Retirado Otón a Alemania, regresó Juan XII a Roma y echó fuera al antipapa. Vuelta de Otón a Roma, pero, antes de que llegara, había muerto Juan XII, dicen que sin sacramentos y de manera muy misteriosa. Los romanos eligieron Papa a Benedicto V, que fue desterrado por Otón a Hamburgo, donde murió como un santo el año 966. Un año antes había muerto en Roma el antipapa León VIII. No es fácilmente comprensible la conducta del gran Otón I en aquel sínodo con el papa Juan XII aunque éste hubiera sido un traidor, ni con el buen Papa Benedicto V, con el se portó tan mal sólo por mantener a su antipapa León VIII.

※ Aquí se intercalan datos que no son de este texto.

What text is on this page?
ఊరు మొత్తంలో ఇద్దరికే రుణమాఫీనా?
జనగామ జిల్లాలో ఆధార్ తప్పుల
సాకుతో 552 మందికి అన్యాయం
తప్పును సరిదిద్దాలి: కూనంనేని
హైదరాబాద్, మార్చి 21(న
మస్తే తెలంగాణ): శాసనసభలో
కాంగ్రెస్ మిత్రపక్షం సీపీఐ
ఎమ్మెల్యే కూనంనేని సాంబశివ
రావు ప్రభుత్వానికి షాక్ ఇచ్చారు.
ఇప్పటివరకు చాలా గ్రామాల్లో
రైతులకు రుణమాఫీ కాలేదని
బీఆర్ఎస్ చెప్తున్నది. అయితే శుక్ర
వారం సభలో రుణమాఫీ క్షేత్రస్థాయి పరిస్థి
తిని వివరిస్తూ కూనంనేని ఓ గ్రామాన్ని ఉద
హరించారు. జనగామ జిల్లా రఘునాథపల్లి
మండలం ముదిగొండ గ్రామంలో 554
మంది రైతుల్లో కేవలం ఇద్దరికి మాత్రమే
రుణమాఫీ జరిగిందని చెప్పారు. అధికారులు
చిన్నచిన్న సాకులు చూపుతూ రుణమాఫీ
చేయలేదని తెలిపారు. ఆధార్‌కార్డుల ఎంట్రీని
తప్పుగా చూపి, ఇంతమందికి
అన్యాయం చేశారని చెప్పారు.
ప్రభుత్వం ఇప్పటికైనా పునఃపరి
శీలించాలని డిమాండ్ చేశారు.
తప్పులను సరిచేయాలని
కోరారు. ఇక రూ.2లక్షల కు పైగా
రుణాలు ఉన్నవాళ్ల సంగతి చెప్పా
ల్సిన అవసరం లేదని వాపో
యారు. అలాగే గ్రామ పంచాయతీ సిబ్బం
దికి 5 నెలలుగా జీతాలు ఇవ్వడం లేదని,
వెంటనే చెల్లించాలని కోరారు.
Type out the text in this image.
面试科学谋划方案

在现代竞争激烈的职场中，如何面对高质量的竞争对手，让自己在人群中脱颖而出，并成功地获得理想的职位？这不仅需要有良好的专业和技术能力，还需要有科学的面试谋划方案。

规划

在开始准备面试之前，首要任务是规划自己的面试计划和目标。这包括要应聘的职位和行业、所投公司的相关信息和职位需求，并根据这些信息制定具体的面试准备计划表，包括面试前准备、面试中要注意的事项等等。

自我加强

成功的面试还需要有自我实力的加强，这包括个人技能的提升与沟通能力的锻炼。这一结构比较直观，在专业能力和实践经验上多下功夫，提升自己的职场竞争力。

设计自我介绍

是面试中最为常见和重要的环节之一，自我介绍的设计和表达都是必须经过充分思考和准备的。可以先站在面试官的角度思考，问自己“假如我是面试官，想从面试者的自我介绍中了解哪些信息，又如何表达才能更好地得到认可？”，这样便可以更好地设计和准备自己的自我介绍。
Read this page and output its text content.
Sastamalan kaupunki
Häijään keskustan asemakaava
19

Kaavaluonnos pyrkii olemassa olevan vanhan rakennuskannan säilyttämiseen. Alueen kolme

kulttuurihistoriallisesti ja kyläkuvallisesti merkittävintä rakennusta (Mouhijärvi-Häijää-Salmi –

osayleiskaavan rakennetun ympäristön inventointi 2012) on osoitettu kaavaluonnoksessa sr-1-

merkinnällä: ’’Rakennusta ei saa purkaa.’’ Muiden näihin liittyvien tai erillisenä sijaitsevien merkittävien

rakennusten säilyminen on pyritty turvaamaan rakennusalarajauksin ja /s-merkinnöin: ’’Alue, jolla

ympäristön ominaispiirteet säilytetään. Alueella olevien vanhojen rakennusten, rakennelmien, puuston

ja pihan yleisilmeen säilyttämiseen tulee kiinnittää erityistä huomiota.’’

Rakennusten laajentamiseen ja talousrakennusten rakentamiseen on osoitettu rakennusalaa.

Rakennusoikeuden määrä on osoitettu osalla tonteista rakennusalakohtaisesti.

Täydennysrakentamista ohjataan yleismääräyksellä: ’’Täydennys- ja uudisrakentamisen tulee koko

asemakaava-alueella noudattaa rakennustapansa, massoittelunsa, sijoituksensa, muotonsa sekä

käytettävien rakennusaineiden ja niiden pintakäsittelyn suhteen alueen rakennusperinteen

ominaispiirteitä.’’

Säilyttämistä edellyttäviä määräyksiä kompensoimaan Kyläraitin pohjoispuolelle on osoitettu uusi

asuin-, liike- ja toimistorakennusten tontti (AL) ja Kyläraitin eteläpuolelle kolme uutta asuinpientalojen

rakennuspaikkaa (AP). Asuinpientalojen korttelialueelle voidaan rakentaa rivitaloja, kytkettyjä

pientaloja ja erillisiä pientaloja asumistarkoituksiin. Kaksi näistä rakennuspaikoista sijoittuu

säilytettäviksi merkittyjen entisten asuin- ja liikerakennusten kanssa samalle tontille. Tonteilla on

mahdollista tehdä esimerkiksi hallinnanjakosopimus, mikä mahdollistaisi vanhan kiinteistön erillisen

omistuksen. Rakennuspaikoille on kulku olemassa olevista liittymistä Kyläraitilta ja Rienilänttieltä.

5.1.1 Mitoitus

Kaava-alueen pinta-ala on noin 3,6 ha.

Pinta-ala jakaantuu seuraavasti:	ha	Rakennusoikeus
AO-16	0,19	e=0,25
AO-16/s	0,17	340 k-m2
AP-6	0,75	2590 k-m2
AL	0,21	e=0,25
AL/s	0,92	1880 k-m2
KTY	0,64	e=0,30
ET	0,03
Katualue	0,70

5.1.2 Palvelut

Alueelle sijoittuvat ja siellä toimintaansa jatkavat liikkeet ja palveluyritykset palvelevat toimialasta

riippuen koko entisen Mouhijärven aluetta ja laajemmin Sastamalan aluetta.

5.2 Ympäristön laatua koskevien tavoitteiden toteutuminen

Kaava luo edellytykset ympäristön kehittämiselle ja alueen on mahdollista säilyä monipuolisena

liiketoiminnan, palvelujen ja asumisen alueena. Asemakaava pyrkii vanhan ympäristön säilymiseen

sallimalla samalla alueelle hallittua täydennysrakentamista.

A Juan XII le siguió Juan XIII, hijo de Teodora la Joven, hermana de Marozia. Al cabo de dos meses se le sublevaron los romanos, pero el Papa reaccionó contra ellos de manera violenta. Después de siete años de pontificado, le sucedió Benedicto VI, pero Crescencio, hijo también de Teodora la Joven y por lo mismo hermano del difunto Papa Juan XIII, se levantó contra Benedicto VI, lo encerró en la prisión, lo estranguló en ella y puso en su lugar al antipapa Bonifacio VII.  Desaparecido éste, fue elegido Papa legítimo Benedicto VII (974-983), muy bueno, y en sus nueve años empezaron los intentos de una reforma por la que todos suspiraban después de pontificados tan calamitosos.

 

A Otón I el Grande le siguieron como emperadores Otón II y Otón III, y en adelante ya no se apartó de los alemanes la corona imperial, que la llevaron con gallardía para bien de la Iglesia después de reyes tan vulgares. El Sacro Imperio Romano volvía a ser digno de Carlomagno. Entre tanto, aunque calladamente a lo largo de este tiempo tan fatal, había surgido en Francia el monasterio de Cluny donde se formaban unos monjes que serían los grandes reformadores que se estaban necesitando de manera tan imperiosa y urgente. El pueblo sencillo se mantenía vigoroso en su fidelidad a la Iglesia, mientras que una serie triste de Papas le había infligido males gravísimos y vergonzosos. Aunque pareciese que la barca zozobraba en alta mar, Jesús no estaba dormido y pronto veremos llegar tiempos gloriosos para la Cristiandad.